Once again Wall Street was surprised by a deflationary wholesale price report where the level of the so-called producer price index actually dropped by three-tenths of a percent. And it’s worth noting that after rising 1.1 percent in April, the PPI eased to 0.6 percent in May. And then the outright decline of three-tenths in June.
This follows yesterday’s deflationary CPI report. Both are a welcome relief from the inflationary reports of recent months. Real average hourly earnings rose 0.8 percent in June. That’s the best monthly real wage gain in 11 years, excluding the pandemic. Wall Street is also wrong about its prediction that the Fed will be raising rates, as these deflationary reports have taken rate hikes off the board, undoubtedly for the rest of the year I think.
Actually, my view is the Fed’s not going to change their target rates until Chairman Kevin Warsh’s various task forces report. There are five panels with some very smart people on them. They’re gonna look at the appropriate inflation measures, the Fed’s balance sheet, communication and forward guidance, economic data quality, and productivity.
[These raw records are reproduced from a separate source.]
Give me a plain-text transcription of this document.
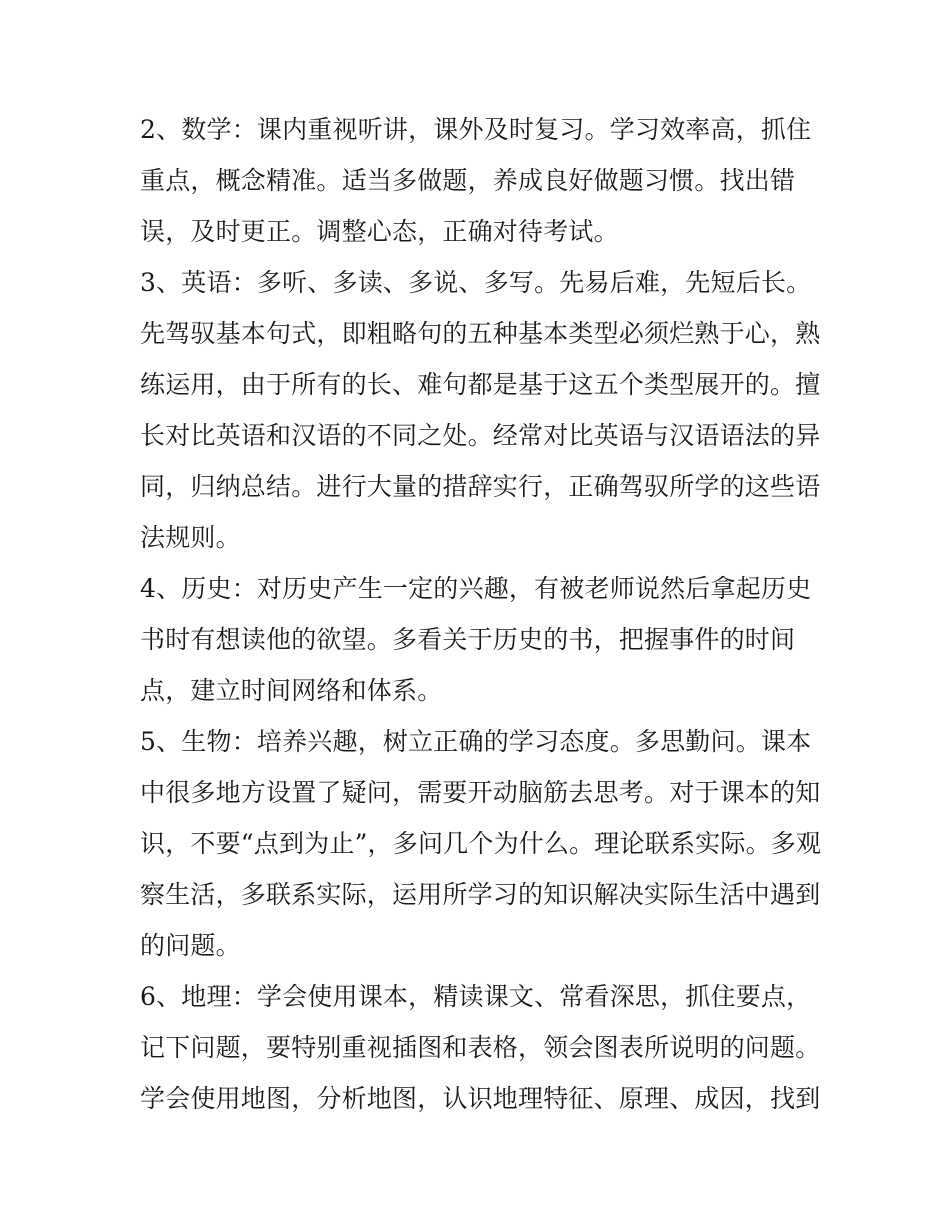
2、数学：课内重视听讲，课外及时复习。学习效率高，抓住

重点，概念精准。适当多做题，养成良好做题习惯。找出错

误，及时更正。调整心态，正确对待考试。

3、英语：多听、多读、多说、多写。先易后难，先短后长。

先驾驭基本句式，即粗略句的五种基本类型必须烂熟于心，熟

练运用，由于所有的长、难句都是基于这五个类型展开的。擅

长对比英语和汉语的不同之处。经常对比英语与汉语语法的异

同，归纳总结。进行大量的措辞实行，正确驾驭所学的这些语

法规则。

4、历史：对历史产生一定的兴趣，有被老师说然后拿起历史

书时有想读他的欲望。多看关于历史的书，把握事件的时间

点，建立时间网络和体系。

5、生物：培养兴趣，树立正确的学习态度。多思勤问。课本

中很多地方设置了疑问，需要开动脑筋去思考。对于课本的知

识，不要“点到为止”，多问几个为什么。理论联系实际。多观

察生活，多联系实际，运用所学习的知识解决实际生活中遇到

的问题。

6、地理：学会使用课本，精读课文、常看深思，抓住要点，

记下问题，要特别重视插图和表格，领会图表所说明的问题。

学会使用地图，分析地图，认识地理特征、原理、成因，找到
National Economic Council director Kevin Hassett discusses the strength of the Trump economy, the administration’s pro-growth agenda and the push for additional tax cuts on ‘Kudlow.’
This is part of Mr. Warsh’s regime change. And it’s a very good idea. Yet my hunch is not to expect any big policy changes until those task forces publish their work, and the central bank figures out how to absorb the reports and then change them.
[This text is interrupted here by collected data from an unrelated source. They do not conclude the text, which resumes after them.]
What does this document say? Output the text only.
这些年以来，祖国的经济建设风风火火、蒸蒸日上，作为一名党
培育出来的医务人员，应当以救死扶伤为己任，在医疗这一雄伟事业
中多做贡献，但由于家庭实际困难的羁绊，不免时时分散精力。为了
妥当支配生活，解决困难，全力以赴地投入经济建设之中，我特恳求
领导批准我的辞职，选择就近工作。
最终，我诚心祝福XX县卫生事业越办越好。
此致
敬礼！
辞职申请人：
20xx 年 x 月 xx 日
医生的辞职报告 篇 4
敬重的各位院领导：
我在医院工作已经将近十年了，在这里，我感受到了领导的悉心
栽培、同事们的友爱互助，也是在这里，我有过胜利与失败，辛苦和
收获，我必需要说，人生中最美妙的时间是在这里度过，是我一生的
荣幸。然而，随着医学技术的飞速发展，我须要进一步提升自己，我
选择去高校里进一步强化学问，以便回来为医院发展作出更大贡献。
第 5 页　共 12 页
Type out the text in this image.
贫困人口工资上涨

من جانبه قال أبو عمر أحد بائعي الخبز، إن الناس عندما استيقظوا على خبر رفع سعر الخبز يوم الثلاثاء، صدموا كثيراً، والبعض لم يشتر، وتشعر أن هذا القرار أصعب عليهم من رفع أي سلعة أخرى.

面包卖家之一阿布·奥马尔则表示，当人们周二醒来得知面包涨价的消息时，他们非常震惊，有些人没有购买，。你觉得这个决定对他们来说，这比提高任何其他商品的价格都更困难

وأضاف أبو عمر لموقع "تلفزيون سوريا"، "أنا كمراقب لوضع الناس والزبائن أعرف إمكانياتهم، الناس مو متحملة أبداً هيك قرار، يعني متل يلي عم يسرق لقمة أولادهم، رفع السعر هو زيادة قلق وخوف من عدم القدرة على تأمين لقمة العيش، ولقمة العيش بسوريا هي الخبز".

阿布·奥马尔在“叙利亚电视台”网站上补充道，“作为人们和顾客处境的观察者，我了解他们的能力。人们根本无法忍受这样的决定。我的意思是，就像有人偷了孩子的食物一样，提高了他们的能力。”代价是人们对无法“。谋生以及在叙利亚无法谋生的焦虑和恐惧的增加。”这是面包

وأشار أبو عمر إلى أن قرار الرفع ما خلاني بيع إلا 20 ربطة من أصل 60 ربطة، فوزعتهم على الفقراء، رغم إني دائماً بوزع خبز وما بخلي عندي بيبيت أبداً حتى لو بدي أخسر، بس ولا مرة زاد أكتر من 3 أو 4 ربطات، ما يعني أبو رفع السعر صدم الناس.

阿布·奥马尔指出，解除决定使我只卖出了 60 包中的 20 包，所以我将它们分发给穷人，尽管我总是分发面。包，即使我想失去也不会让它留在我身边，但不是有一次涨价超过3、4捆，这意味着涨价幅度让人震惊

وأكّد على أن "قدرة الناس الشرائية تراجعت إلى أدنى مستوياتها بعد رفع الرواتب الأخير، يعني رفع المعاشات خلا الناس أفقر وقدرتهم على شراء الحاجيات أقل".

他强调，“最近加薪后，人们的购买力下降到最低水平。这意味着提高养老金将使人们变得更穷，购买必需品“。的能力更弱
Meanwhile, even as President Trump steps up the bombing of Iran in response to the IRGC busting the ceasefire and the memorandum of understanding, inflationary expectations in our financial markets are actually coming down.
Indeed even the WTI oil price seems to have stopped rising. I think word money markets want to see regime change in Iran even more than regime change at the Fed. For the record, the two-year CPI break-evens have dropped all the way to 1.89 percent, that’s below the Fed’s 2 percent target, the dollar is strong, and precious metals are soft.
Meanwhile profits, productivity, and stock prices are all soaring. After the pro-growth incentives of the One, Big, Beautiful Bill of a year ago. So at least for now, we’ve got falling prices and a rising economy. Has Goldilocks returned?